"The capital film of silent cinema. From Bram Stoker's Dracula, the immortal story of Nosferatu, the undead who sows the plague, absorbs life forces, and attends to the balance of the universe, until a female sacrifice causes dawn to rise over the liberated city. On a formal level, the film moves away from expressionism and transcends it: by its emphasis on Nature, by the impressive variety of real exteriors that heighten its magical romanticism. Nosferatu is first of all a metaphysical poem in which the forces of death show the inexorable vocation to aspire to and absorb the forces of life, without any moralistic Manichaeism intervening in the description of this struggle" (Jacques Lourcelles).
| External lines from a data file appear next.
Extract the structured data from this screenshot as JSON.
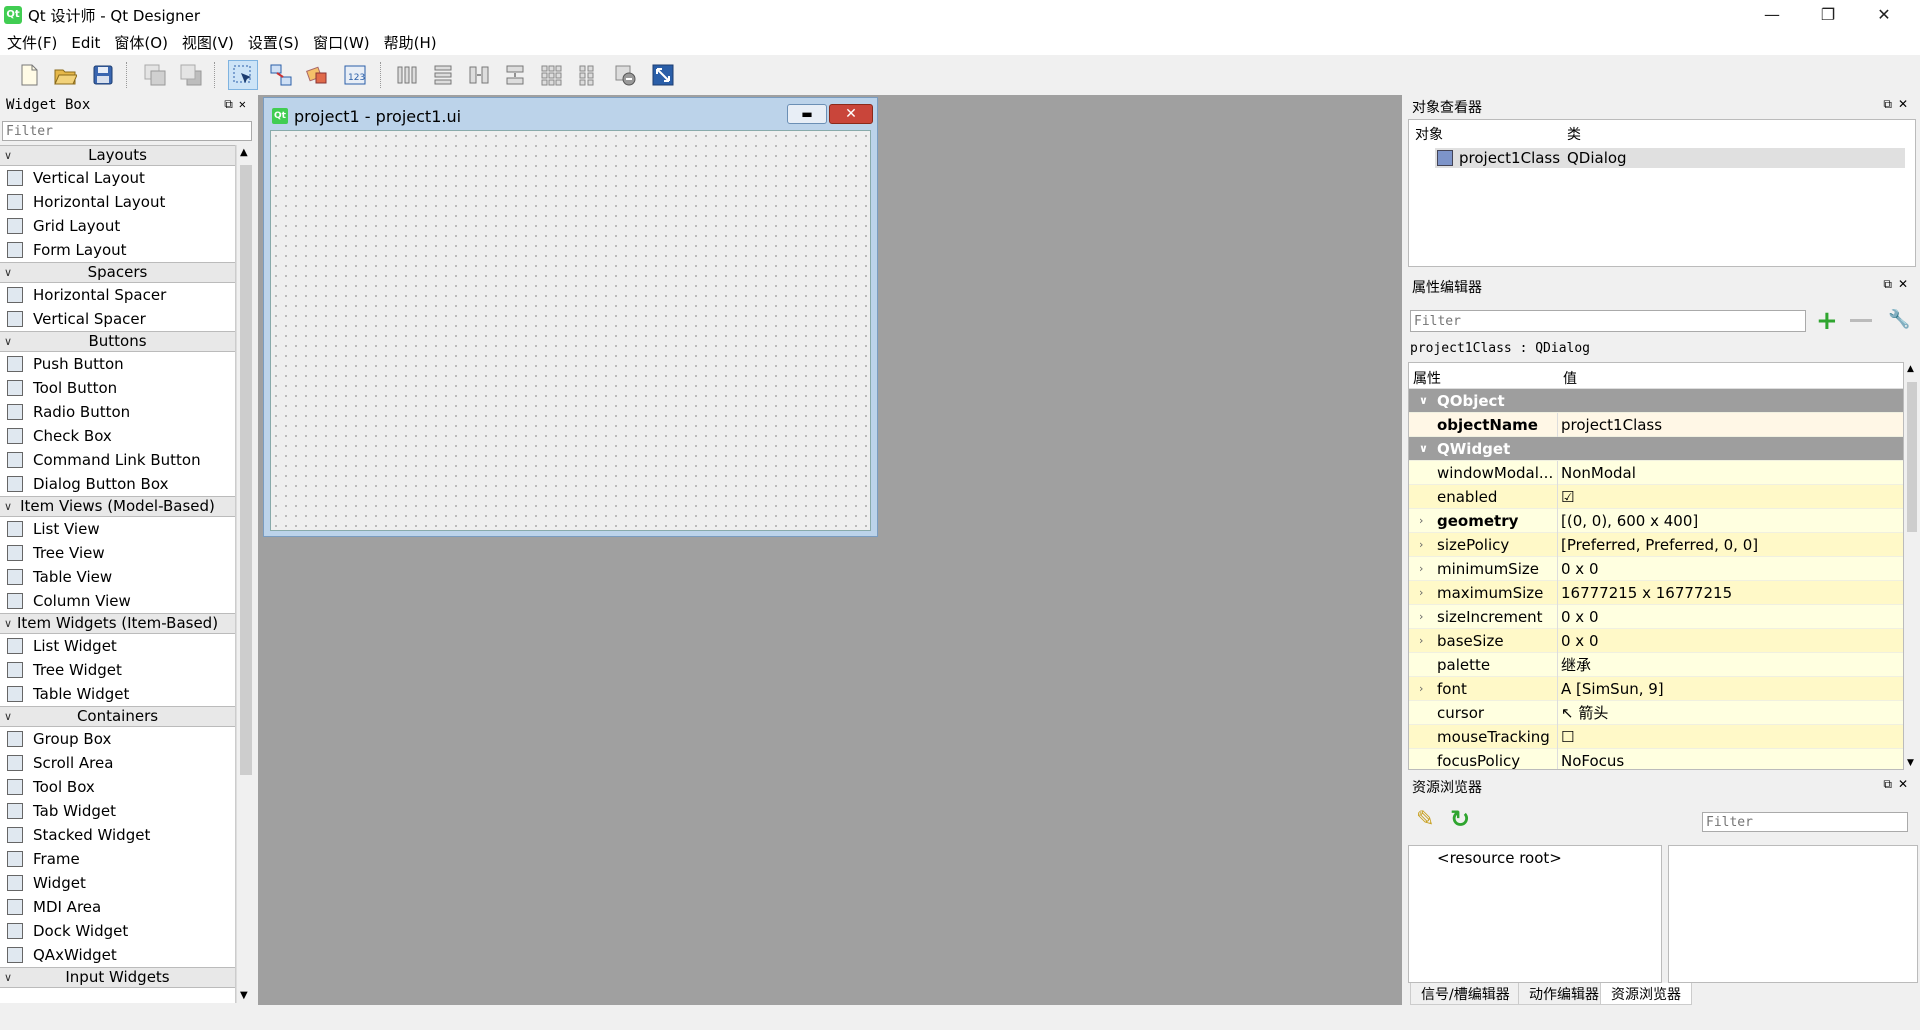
{
  "window": {
    "title": "Qt 设计师 - Qt Designer",
    "app_icon_text": "Qt",
    "minimize": "—",
    "restore": "❐",
    "close": "✕"
  },
  "menubar": [
    "文件(F)",
    "Edit",
    "窗体(O)",
    "视图(V)",
    "设置(S)",
    "窗口(W)",
    "帮助(H)"
  ],
  "toolbar": {
    "icons": [
      "new-file-icon",
      "open-file-icon",
      "save-icon",
      "send-backward-icon",
      "bring-forward-icon",
      "edit-widgets-icon",
      "edit-signals-slots-icon",
      "edit-buddies-icon",
      "edit-tab-order-icon",
      "layout-horizontal-icon",
      "layout-vertical-icon",
      "layout-horizontal-splitter-icon",
      "layout-vertical-splitter-icon",
      "layout-grid-icon",
      "layout-form-icon",
      "break-layout-icon",
      "adjust-size-icon"
    ]
  },
  "widget_box": {
    "title": "Widget Box",
    "filter_placeholder": "Filter",
    "categories": [
      {
        "name": "Layouts",
        "items": [
          "Vertical Layout",
          "Horizontal Layout",
          "Grid Layout",
          "Form Layout"
        ]
      },
      {
        "name": "Spacers",
        "items": [
          "Horizontal Spacer",
          "Vertical Spacer"
        ]
      },
      {
        "name": "Buttons",
        "items": [
          "Push Button",
          "Tool Button",
          "Radio Button",
          "Check Box",
          "Command Link Button",
          "Dialog Button Box"
        ]
      },
      {
        "name": "Item Views (Model-Based)",
        "items": [
          "List View",
          "Tree View",
          "Table View",
          "Column View"
        ]
      },
      {
        "name": "Item Widgets (Item-Based)",
        "items": [
          "List Widget",
          "Tree Widget",
          "Table Widget"
        ]
      },
      {
        "name": "Containers",
        "items": [
          "Group Box",
          "Scroll Area",
          "Tool Box",
          "Tab Widget",
          "Stacked Widget",
          "Frame",
          "Widget",
          "MDI Area",
          "Dock Widget",
          "QAxWidget"
        ]
      },
      {
        "name": "Input Widgets",
        "items": []
      }
    ]
  },
  "form_window": {
    "title": "project1 - project1.ui",
    "min_btn": "▬",
    "close_btn": "✕"
  },
  "object_inspector": {
    "title": "对象查看器",
    "col_object": "对象",
    "col_class": "类",
    "rows": [
      {
        "object": "project1Class",
        "class": "QDialog"
      }
    ]
  },
  "property_editor": {
    "title": "属性编辑器",
    "filter_placeholder": "Filter",
    "class_line": "project1Class : QDialog",
    "col_property": "属性",
    "col_value": "值",
    "rows": [
      {
        "type": "group",
        "name": "QObject"
      },
      {
        "type": "prop",
        "name": "objectName",
        "value": "project1Class",
        "bold": true,
        "expand": false
      },
      {
        "type": "group",
        "name": "QWidget"
      },
      {
        "type": "prop",
        "name": "windowModal...",
        "value": "NonModal",
        "bold": false,
        "expand": false
      },
      {
        "type": "prop",
        "name": "enabled",
        "value": "☑",
        "bold": false,
        "expand": false
      },
      {
        "type": "prop",
        "name": "geometry",
        "value": "[(0, 0), 600 x 400]",
        "bold": true,
        "expand": true
      },
      {
        "type": "prop",
        "name": "sizePolicy",
        "value": "[Preferred, Preferred, 0, 0]",
        "bold": false,
        "expand": true
      },
      {
        "type": "prop",
        "name": "minimumSize",
        "value": "0 x 0",
        "bold": false,
        "expand": true
      },
      {
        "type": "prop",
        "name": "maximumSize",
        "value": "16777215 x 16777215",
        "bold": false,
        "expand": true
      },
      {
        "type": "prop",
        "name": "sizeIncrement",
        "value": "0 x 0",
        "bold": false,
        "expand": true
      },
      {
        "type": "prop",
        "name": "baseSize",
        "value": "0 x 0",
        "bold": false,
        "expand": true
      },
      {
        "type": "prop",
        "name": "palette",
        "value": "继承",
        "bold": false,
        "expand": false
      },
      {
        "type": "prop",
        "name": "font",
        "value": "A  [SimSun, 9]",
        "bold": false,
        "expand": true
      },
      {
        "type": "prop",
        "name": "cursor",
        "value": "↖  箭头",
        "bold": false,
        "expand": false
      },
      {
        "type": "prop",
        "name": "mouseTracking",
        "value": "☐",
        "bold": false,
        "expand": false
      },
      {
        "type": "prop",
        "name": "focusPolicy",
        "value": "NoFocus",
        "bold": false,
        "expand": false
      }
    ]
  },
  "resource_browser": {
    "title": "资源浏览器",
    "filter_placeholder": "Filter",
    "root": "<resource root>",
    "tabs": [
      "信号/槽编辑器",
      "动作编辑器",
      "资源浏览器"
    ],
    "selected_tab": 2
  },
  "colors": {
    "mdi_background": "#a0a0a0",
    "group_row": "#9e9e9e",
    "property_highlight": "#fff9c8",
    "qt_green": "#41cd52"
  }
}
Friedrich Wilhelm Plumpe, later known as Murnau, was born in Westphalia in 1888 into a middle-class family. Unaccustomed to discipline, he soon left university studies for Max Reinhardt's Deutsches Theater company. An aviator, then a prisoner, during the Great War, his career as a filmmaker began in the Romantic tradition, with sentimental or fantastic works. In twenty-two years, he directed between Europe and the United States twenty-two films, including Nosferatu, The Last Laugh, Faust, and Aurora.
An experimenter in innovative techniques, Murnau is the forerunner of a cinema that combines human drive with the exasperating symbolism of unfolding doom.